The month after "Songs of Sahm" was released, the Rockets were ready to showcase at Austin's musical mecca, South by Southwest. In a display of timing that can only be labeled as Bottle Rocketesque, Henneman and Parr got into an alleged fistfight on the way to the gig, after which Parr, a member of the band from the Chicken Truck days, returned to St. Louis, and the Bottle Rockets played that show and the subsequent year as a trio.

With the Rockets pared to a threesome, the band was forced to look at their catalog from a new perspective, one that Henneman is ultimately glad about pursuing.

"There was a real going-to-school vibe for a month or two," he says. "We learned to adapt and change things a little bit - drum parts and guitar parts. Once we got the three-piece thing nailed down, it was cool to go back and looking at the old songs. It was also frustrating in that a lot of the old songs didn't sound as good, so we ended up taking the ones that did sound good and getting almost Gov't Mule with them. It was like the reset button for the band. The power trio era taught us how to play songs differently, and it also taught us we didn't want to remain a three-piece band. We didn't want to ride off into the sunset like that."

All during this time (and dating back to the band's hiatus before "Songs of Sahm"), Kearns, Ortmann and Henneman had been writing (alone and with longtime collaborator Scott Taylor) and recording demos.

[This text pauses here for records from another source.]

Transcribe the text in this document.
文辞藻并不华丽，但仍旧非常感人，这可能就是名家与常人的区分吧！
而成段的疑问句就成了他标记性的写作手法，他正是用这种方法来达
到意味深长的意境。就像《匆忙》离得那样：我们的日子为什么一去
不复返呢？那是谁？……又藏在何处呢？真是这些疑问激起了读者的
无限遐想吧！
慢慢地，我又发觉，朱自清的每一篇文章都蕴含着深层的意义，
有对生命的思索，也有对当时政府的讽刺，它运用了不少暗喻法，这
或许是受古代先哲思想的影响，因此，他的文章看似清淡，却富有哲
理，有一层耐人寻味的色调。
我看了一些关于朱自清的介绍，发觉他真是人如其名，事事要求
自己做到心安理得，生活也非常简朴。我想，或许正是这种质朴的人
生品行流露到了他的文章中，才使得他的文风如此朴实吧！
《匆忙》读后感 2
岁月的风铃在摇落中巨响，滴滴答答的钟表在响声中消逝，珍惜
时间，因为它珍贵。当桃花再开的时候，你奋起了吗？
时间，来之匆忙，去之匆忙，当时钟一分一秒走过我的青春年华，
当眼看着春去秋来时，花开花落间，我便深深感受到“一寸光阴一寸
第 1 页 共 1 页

When Henneman had assembled a fair amount, he figured it might be worthwhile to give his manager, Stefani Scamardo, a listen to the material.

Either purposefully or environmentally, Scamardo exposed Henneman's demos to her husband, Allman Brothers/Gov't Mule guitarist Warren Haynes, who was so taken with the songs and their potential that he offered to take the Bottle Rockets into the studio and record a new album on his dime. His reasoning was that since the band had no label, they should record a complete album and then shop it around so the labels would know exactly what they would be buying.

"Out of nowhere, (Warren) had this whole plan in place," says Henneman with a laugh. "That's something we've never done before, just taken a really crazy chance. We had no financial obligation because here, because Warren was going to do it all himself."

Although Henneman was nervous about the budget, Haynes kept assuring him that everything was proceeding without a hitch. Given the band's history, it's not too difficult to understand his reticence.

"Blue Sky" was recorded by the Rockets as a trio (with assistance from Haynes and multi-instrumentalist Mark Spencer), and the result of the band's freedom to do what they pleased combined with the insight gained during a year of playing in that configuration resulted in one of the best albums in the Bottle Rockets' catalog.

"Blue Sky" plays like a greatest hits album of all new material marking every musical strength the band has ever exhibited, from the wiseass alt.-country troubadouring of "Cartoon Wisdom" and "Man of Constant Anxiety" to the stripped down acoustic beauty of "The Last Time" and "Cross by the Highway" to the emotion laden "Mom & Dad" to the joyously raucous title track. Although the range is astonishing, Henneman is quick to note that it was not by any intentional design, but by the passion of the situation.

"They all came from a different place," he says. "We're older and wiser and been through a whole more stuff. We're not driven by the excitement of hopping in a van, driving around the country and having free beer every night. That stuff's long past. It almost feels like the first record we ever made that was truly, 100 percent about making music, rather than other things as inspiration points. We'd been through pretty much everything, and this was like nothing to lose."

Haynes' strategy proved successful, as nearly a half dozen labels maneuvered for the rights to "Blue Sky" with Sanctuary coming away with the album and buying the rights to the next couple as well. With Henneman's previous label experience, he has a new perspective to bring to the corporate table.

Since finishing "Blue Sky," the Bottle Rockets reverted to a quartet with the addition of guitarist John Horton, a local session legend around St. Louis.

For the first time in years, Brian Henneman is not only content with the present but looking forward to the future. He is clearly realistic about the Bottle Rockets' circumstances, but without the tainted cynicism that his previous bad experiences could have inspired. He might even be, dare we say, happy.

"This feels like our first record," he says with a smile in his voice. "Everybody's in a totally different mindset than ever before. There was always booze involved in the past. We don't even drink anymore. So this is for trying to say something and trying to make a good record. It feels like I'm a new guy in a different band."